The problem then is one of framing the discussion in terms that address the reality of suffering. But this is complicated by psychiatry’s categories –schizophrenia, bi-polar and paranoia – which are supposed to be discreet disorders but are so blurred that what one psychiatrist calls schizophrenia another calls bi-polar. “We have,” as Manchester University’s professor Richard Bentall, notes in Madness Explained, “been laboring under serious misunderstanding about the nature of madness for more than a century.”

And it is not just the categories of psychosis, which after all, despite being the most serious and troubling, afflict by far the smallest number. It is the assumption that the biggest category of mental illness – depression – is a discrete disorder when it is in fact a range of conditions, none of which match up to the medication prescribed for it.

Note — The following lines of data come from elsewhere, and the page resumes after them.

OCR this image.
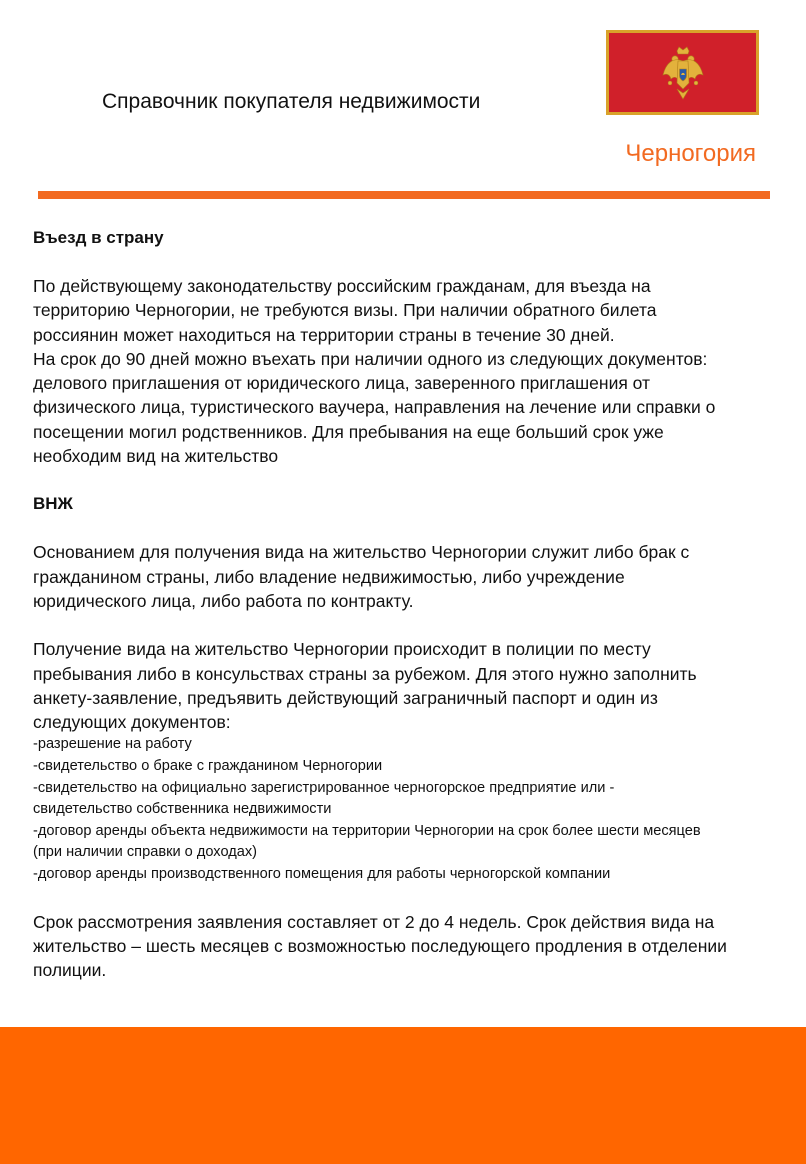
Справочник покупателя недвижимости
Черногория
Въезд в страну
По действующему законодательству российским гражданам, для въезда на
территорию Черногории, не требуются визы. При наличии обратного билета
россиянин может находиться на территории страны в течение 30 дней.
На срок до 90 дней можно въехать при наличии одного из следующих документов:
делового приглашения от юридического лица, заверенного приглашения от
физического лица, туристического ваучера, направления на лечение или справки о
посещении могил родственников. Для пребывания на еще больший срок уже
необходим вид на жительство
ВНЖ
Основанием для получения вида на жительство Черногории служит либо брак с
гражданином страны, либо владение недвижимостью, либо учреждение
юридического лица, либо работа по контракту.
Получение вида на жительство Черногории происходит в полиции по месту
пребывания либо в консульствах страны за рубежом. Для этого нужно заполнить
анкету-заявление, предъявить действующий заграничный паспорт и один из
следующих документов:
-разрешение на работу
-свидетельство о браке с гражданином Черногории
-свидетельство на официально зарегистрированное черногорское предприятие или -
свидетельство собственника недвижимости
-договор аренды объекта недвижимости на территории Черногории на срок более шести месяцев
(при наличии справки о доходах)
-договор аренды производственного помещения для работы черногорской компании
Срок рассмотрения заявления составляет от 2 до 4 недель. Срок действия вида на
жительство – шесть месяцев с возможностью последующего продления в отделении
полиции.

The reason for this is that psychiatry baulks at the idea that the symptoms we suffer have anything to do with the people we are. This is a madness of its own. In its attempt to become scientific, psychiatry has decreed that we no longer have to search our mind, motivation or memory: it is all down to nerve endings.

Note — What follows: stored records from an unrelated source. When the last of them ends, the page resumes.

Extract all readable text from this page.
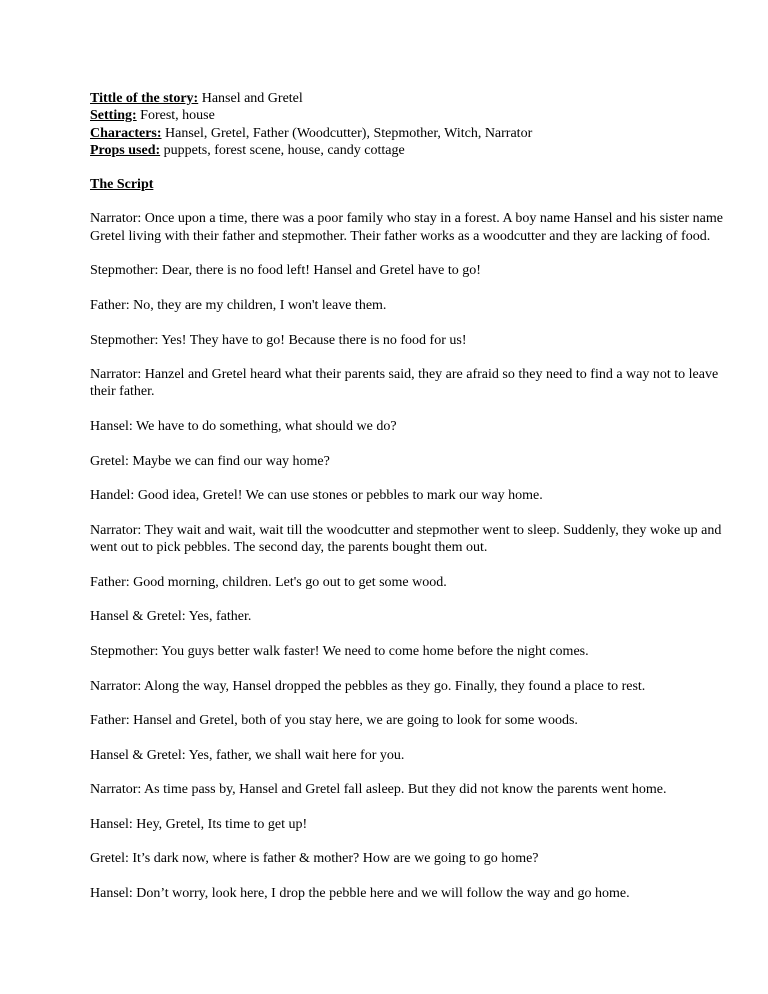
Tittle of the story: Hansel and Gretel

Setting: Forest, house

Characters: Hansel, Gretel, Father (Woodcutter), Stepmother, Witch, Narrator

Props used: puppets, forest scene, house, candy cottage

The Script

Narrator: Once upon a time, there was a poor family who stay in a forest. A boy name Hansel and his sister name Gretel living with their father and stepmother. Their father works as a woodcutter and they are lacking of food.

Stepmother: Dear, there is no food left! Hansel and Gretel have to go!

Father: No, they are my children, I won't leave them.

Stepmother: Yes! They have to go! Because there is no food for us!

Narrator: Hanzel and Gretel heard what their parents said, they are afraid so they need to find a way not to leave their father.

Hansel: We have to do something, what should we do?

Gretel: Maybe we can find our way home?

Handel: Good idea, Gretel! We can use stones or pebbles to mark our way home.

Narrator: They wait and wait, wait till the woodcutter and stepmother went to sleep. Suddenly, they woke up and went out to pick pebbles. The second day, the parents bought them out.

Father: Good morning, children. Let's go out to get some wood.

Hansel & Gretel: Yes, father.

Stepmother: You guys better walk faster! We need to come home before the night comes.

Narrator: Along the way, Hansel dropped the pebbles as they go. Finally, they found a place to rest.

Father: Hansel and Gretel, both of you stay here, we are going to look for some woods.

Hansel & Gretel: Yes, father, we shall wait here for you.

Narrator: As time pass by, Hansel and Gretel fall asleep. But they did not know the parents went home.

Hansel: Hey, Gretel, Its time to get up!

Gretel: It’s dark now, where is father & mother? How are we going to go home?

Hansel: Don’t worry, look here, I drop the pebble here and we will follow the way and go home.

So, now when we are mentally distressed, we either get a prescription or, if we are a threat to ourselves or others, get patched up and pushed out of an over-crowded mental ward. It is an appalling result that has arisen, I think, because the organic explanation for mental illness is claimed to be scientifically rigorous, when it is, in fact, a sleight of hand. As University of NSW psychiatry professor Gordon Parker, points out, “the barons of the new order of psychiatry” have joined drug firms to “promote depression as a medical disorder”. We have broken the historic link between cause and effect in mood states, leaving its sufferers little else to do but create a carpet of fag ends. This was not the case in the days before psychiatry saw mental illness as a heart attack in the brain. Then, human beings had reasons other than their neurotransmitters to be distressed. “Man”, as the playwright Eugene O’Neill told us, “is born broken. He lives by mending”.